The Project Zero Prize contest encourages people to find vulnerabilities in the Nexus 6P and 5X handsets.
Google is giving away upwards of $200,000 to find exploits in its Nexus 6P and Nexus 5X handsets.
The Project Zero Prize contest encourages hackers to find a vulnerability or bug chain knowing only the device’s phone number and email address.
“Despite the existence of vulnerability rewards programs at Google and other companies, many unique, high-quality security bugs have been discovered as a result of hacking contests,” Natalie Silvanovich, exploit enthusiast, wrote on the Google Project Zero blog. “Hoping to continue the stream of great bugs, we’ve decided to start our own contest.”

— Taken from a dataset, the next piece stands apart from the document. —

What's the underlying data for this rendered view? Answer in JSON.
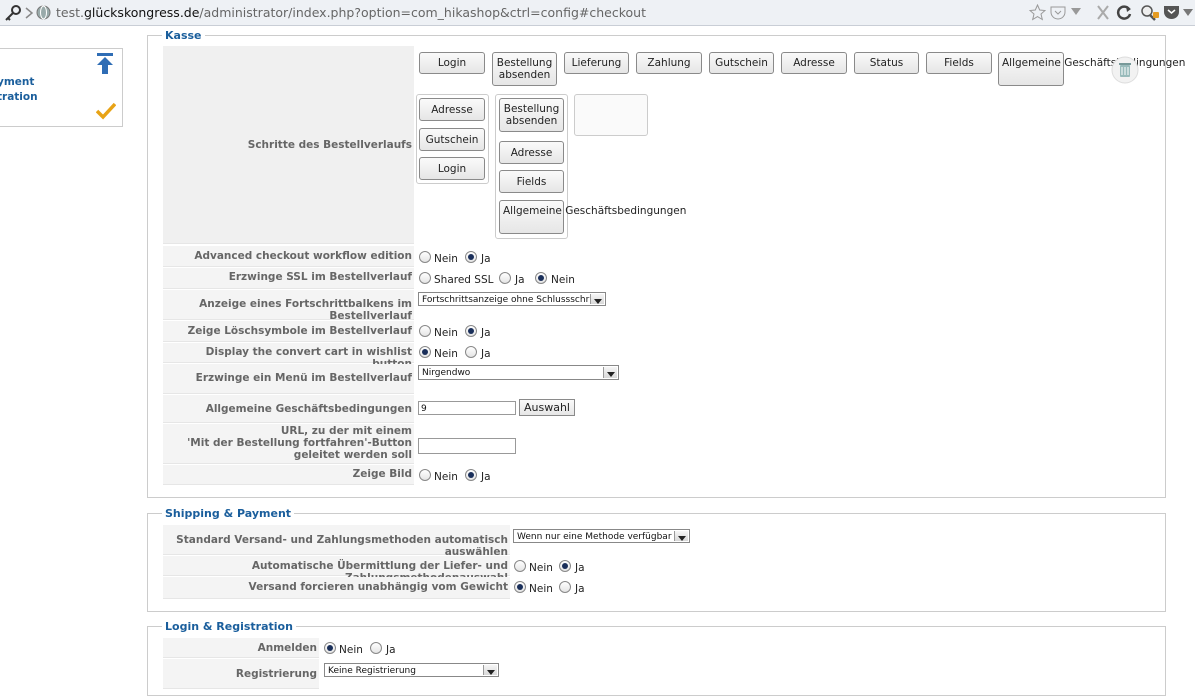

Successful submissions are eligible for one of three rewards: $200,000 for first place, $100,000 for second place, and at least $50,000 to any “additional winning entries.” Winners will be invited to write a short technical report on their exploit for publication on the Project Zero blog.
“This contest will be structured a bit differently than other contests,” Silvanovich said.
Instead of waiting to collect an entire bug chain, for example, participants are asked to report vulnerabilities in the Android issue tracker for submission at any time during the six-month challenge.
Any unused bugs will be considered for Android Security Rewards and other eligible programs at Google.
A year after expanding its bug bounty program to cover Android-powered gadgets, Google in June announced $550,000 in payouts.
That money was distributed among 82 security researchers for an average $2,200 per reward and $6,700 per individual.
Moving forward, Google said it will pay 33 percent more for “high-quality” vulnerability reports with proof of concept. “We’re hoping this contest will improve the public body of knowledge on these types of exploits,” Silvanovich said. “Also, we’re hoping to get dangerous bugs fixes to they don’t impact users.”